Updated November 13, 2020 - 3:31 pm
The Nevada System of Higher Education’s Board of Regents voted unanimously Friday to pursue a national search for a new Nevada State College president.
Current President Bart Patterson — who has been on the job for nearly a decade — announced in March that he’s stepping down at the end of June when his contract ends.
Patterson is the longest-serving president for the college, which opened in 2002 and has more than 7,000 students at its Henderson campus. He started as interim president in 2011 and was appointed to the position permanently the following year.
NSHE Chancellor Melody Rose recommended moving forward with a national search. The cost may exceed $25,000, according to meeting materials posted online.
The plan is to identify a search consultant before the end of the year and hopefully have a group of presidential finalists on campus in April, Rose wrote in a memo to the board.
Rose told regents Friday the intent would be to have a new president in place by the time of Patterson’s departure.
Laura Naumann, chair of Nevada State College’s Faculty Senate, told regents there’s overwhelming support for a national search. She also thanked Patterson for his work.
“It will certainly be an end of an era and we are very thankful for his leadership through lots of times and helping us with our current levels of growth and success at where our students are at.”

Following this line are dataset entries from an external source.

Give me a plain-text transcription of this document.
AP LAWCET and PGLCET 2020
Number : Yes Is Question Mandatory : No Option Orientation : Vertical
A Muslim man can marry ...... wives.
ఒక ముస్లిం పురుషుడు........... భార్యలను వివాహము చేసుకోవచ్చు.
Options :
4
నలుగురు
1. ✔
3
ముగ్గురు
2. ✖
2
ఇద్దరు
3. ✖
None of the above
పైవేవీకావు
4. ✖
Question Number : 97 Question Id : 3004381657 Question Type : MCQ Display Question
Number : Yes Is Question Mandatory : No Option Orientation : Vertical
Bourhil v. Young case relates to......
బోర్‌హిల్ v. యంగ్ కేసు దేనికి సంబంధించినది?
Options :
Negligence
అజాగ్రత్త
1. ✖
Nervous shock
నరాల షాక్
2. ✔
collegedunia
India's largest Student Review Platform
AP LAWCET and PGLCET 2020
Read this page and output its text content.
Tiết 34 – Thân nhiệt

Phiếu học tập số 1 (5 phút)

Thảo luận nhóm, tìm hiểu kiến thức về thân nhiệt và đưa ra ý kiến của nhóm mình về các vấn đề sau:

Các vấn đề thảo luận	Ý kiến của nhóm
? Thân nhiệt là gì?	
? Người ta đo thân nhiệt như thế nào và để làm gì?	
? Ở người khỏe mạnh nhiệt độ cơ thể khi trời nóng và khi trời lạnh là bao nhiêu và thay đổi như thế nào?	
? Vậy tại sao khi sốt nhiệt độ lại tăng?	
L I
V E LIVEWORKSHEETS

In response to a question from a regent, Rose said the cost of a national search “is not insignificant” and the price will be one way NSHE will review search consultant proposals. Cost sensitivity occurs at any time, but particularly now, she said.
NSHE and the college held two virtual forums in early October to gather input on whether to pursue a national search for a president or appoint an interim president.
Of those who responded to a real-time anonymous poll, 91 percent favored a national search. In total, 78 people — including Nevada State College employees, students, alumni and community members — participated in the forums.
In addition to the college’s presidential search, the state’s higher education system has been busy this year responding to turnover and hiring new top leaders.
UNLV President Keith Whitfield started on the job in late August, Rose began in early September and University of Nevada, Reno President Brian Sandoval started in early October.
Also, Desert Research Institute President Kumud Acharya was appointed to his position permanently in September after filling the role on an interim basis for a year.